This project predicts whether a website is safe or phishing/malicious, using a set of well-known features commonly used in phishing detection systems. It is a classification problem built with a robust data pipeline, feature validation, and multiple machine learning models.
Cybersecurity threats like phishing attacks are increasingly prevalent.
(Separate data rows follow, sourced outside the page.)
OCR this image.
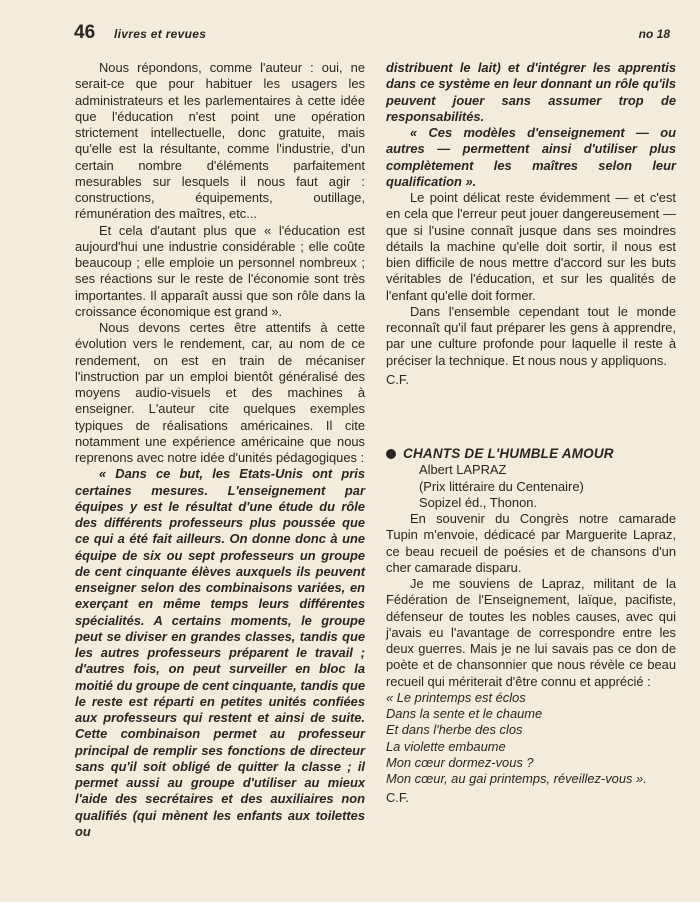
46 livres et revues	no 18

Nous répondons, comme l'auteur : oui, ne serait-ce que pour habituer les usagers les administrateurs et les parlementaires à cette idée que l'éducation n'est point une opération strictement intellectuelle, donc gratuite, mais qu'elle est la résultante, comme l'industrie, d'un certain nombre d'éléments parfaitement mesurables sur lesquels il nous faut agir : constructions, équipements, outillage, rémunération des maîtres, etc...

Et cela d'autant plus que « l'éducation est aujourd'hui une industrie considérable ; elle coûte beaucoup ; elle emploie un personnel nombreux ; ses réactions sur le reste de l'économie sont très importantes. Il apparaît aussi que son rôle dans la croissance économique est grand ».

Nous devons certes être attentifs à cette évolution vers le rendement, car, au nom de ce rendement, on est en train de mécaniser l'instruction par un emploi bientôt généralisé des moyens audio-visuels et des machines à enseigner. L'auteur cite quelques exemples typiques de réalisations américaines. Il cite notamment une expérience américaine que nous reprenons avec notre idée d'unités pédagogiques :

« Dans ce but, les Etats-Unis ont pris certaines mesures. L'enseignement par équipes y est le résultat d'une étude du rôle des différents professeurs plus poussée que ce qui a été fait ailleurs. On donne donc à une équipe de six ou sept professeurs un groupe de cent cinquante élèves auxquels ils peuvent enseigner selon des combinaisons variées, en exerçant en même temps leurs différentes spécialités. A certains moments, le groupe peut se diviser en grandes classes, tandis que les autres professeurs préparent le travail ; d'autres fois, on peut surveiller en bloc la moitié du groupe de cent cinquante, tandis que le reste est réparti en petites unités confiées aux professeurs qui restent et ainsi de suite. Cette combinaison permet au professeur principal de remplir ses fonctions de directeur sans qu'il soit obligé de quitter la classe ; il permet aussi au groupe d'utiliser au mieux l'aide des secrétaires et des auxiliaires non qualifiés (qui mènent les enfants aux toilettes ou

distribuent le lait) et d'intégrer les apprentis dans ce système en leur donnant un rôle qu'ils peuvent jouer sans assumer trop de responsabilités.

« Ces modèles d'enseignement — ou autres — permettent ainsi d'utiliser plus complètement les maîtres selon leur qualification ».

Le point délicat reste évidemment — et c'est en cela que l'erreur peut jouer dangereusement — que si l'usine connaît jusque dans ses moindres détails la machine qu'elle doit sortir, il nous est bien difficile de nous mettre d'accord sur les buts véritables de l'éducation, et sur les qualités de l'enfant qu'elle doit former.

Dans l'ensemble cependant tout le monde reconnaît qu'il faut préparer les gens à apprendre, par une culture profonde pour laquelle il reste à préciser la technique. Et nous nous y appliquons.

C.F.

CHANTS DE L'HUMBLE AMOUR

Albert LAPRAZ

(Prix littéraire du Centenaire)

Sopizel éd., Thonon.

En souvenir du Congrès notre camarade Tupin m'envoie, dédicacé par Marguerite Lapraz, ce beau recueil de poésies et de chansons d'un cher camarade disparu.

Je me souviens de Lapraz, militant de la Fédération de l'Enseignement, laïque, pacifiste, défenseur de toutes les nobles causes, avec qui j'avais eu l'avantage de correspondre entre les deux guerres. Mais je ne lui savais pas ce don de poète et de chansonnier que nous révèle ce beau recueil qui mériterait d'être connu et apprécié :

« Le printemps est éclos
Dans la sente et le chaume
Et dans l'herbe des clos
La violette embaume
Mon cœur dormez-vous ?
Mon cœur, au gai printemps, réveillez-vous ».

C.F.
This system leverages categorical features derived from URLs and website behavior to classify websites as safe or unsafe.
The dataset used in this project is sourced from Kaggle and contains a variety of features such as IP address usage, URL length, HTTPS presence, domain registration, traffic ranking, and more.
| Feature Name | Description |
|---|---|
having_IP_Address |
Uses IP instead of domain name |
URL_Length |
Length of the full URL |
Shortining_Service |
Uses URL shorteners like bit.ly |
having_At_Symbol |
Presence of "@" in the URL |
double_slash_redirecting |
Use of // for redirection |
Prefix_Suffix |
Hyphen in domain name |
having_Sub_Domain |
Number of subdomains |
SSLfinal_State |
Validity of SSL certificate |
Domain_registeration_length |
Length of domain registration |
Favicon |
Favicon loaded from external source |
port |
Use of non-standard ports |
HTTPS_token |
Misleading "https" in domain |
Request_URL |
External objects in URL |
URL_of_Anchor |
Anchor tags leading to other domains |
Links_in_tags |
Meta/script/link tag links |
SFH |
Form handler behavior |
Submitting_to_email |
Form submits to email address |
Abnormal_URL |
URL differs from page source |
Redirect |
Number of redirections |
on_mouseover |
Changes on mouse hover |
RightClick |
Right click disabled |
popUpWidnow |
Presence of pop-ups |
Iframe |
Use of invisible iframes |
age_of_domain |
Age of the domain |
DNSRecord |
Availability of DNS info |
web_traffic |
Site traffic rank |
Page_Rank |
Google's page ranking |
Google_Index |
Indexed by Google or not |
Links_pointing_to_page |
Inbound links to the page |
Statistical_report |
Reported in phishing/malware lists |
Language: Python 3.8+
Backend:
- FastAPI
- Uvicorn (ASGI Server)
Machine Learning:
- Scikit-learn
- NumPy
- Pandas
Experiment Tracking & Serialization:
- MLflow
- dill
Database:
- MongoDB Atlas (Cloud NoSQL)
- PyMongo
Configuration & Environment:
- python-dotenv
- certifi
- pyaml
MongoDB Atlas: Raw data is pushed to a NoSQL database hosted on the cloud.
Data Ingestion: Loads data from MongoDB and splits it into training and test sets.
Data Validation: Validates schema, checks for missing values, and generates data drift reports.
Data Transformation: Prepares the dataset for training by encoding features.
Model Training: Trains and evaluates models on the dataset.
Artifact Tracking: Each component generates and logs artifacts (train/test data, models, metrics).
The following models are trained and compared based on classification metrics:
'Random Forest': RandomForestClassifier(verbose = 1)
'Decision Tree': DecisionTreeClassifier()
'Gradient Boosting': GradientBoostingClassifier()
'Logistic Regression': LogisticRegression(verbose = 1)
'AdaBoost': AdaBoostClassifier()
-
Clone the repository- git clone https://github.com/your-username/online-security-system.git cd online-security-system
-
Create and activate a virtual environment (optional but recommended)
-
Install the required dependencies- pip install -r requirements.txt
-
Environment Setup- MONGODB_URL="your_mongodb_atlas_connection_string"
-
run in terminal- uvicorn app:app --reload
This will open the interactive FastAPI Swagger UI, where you can test the API endpoints for training and prediction.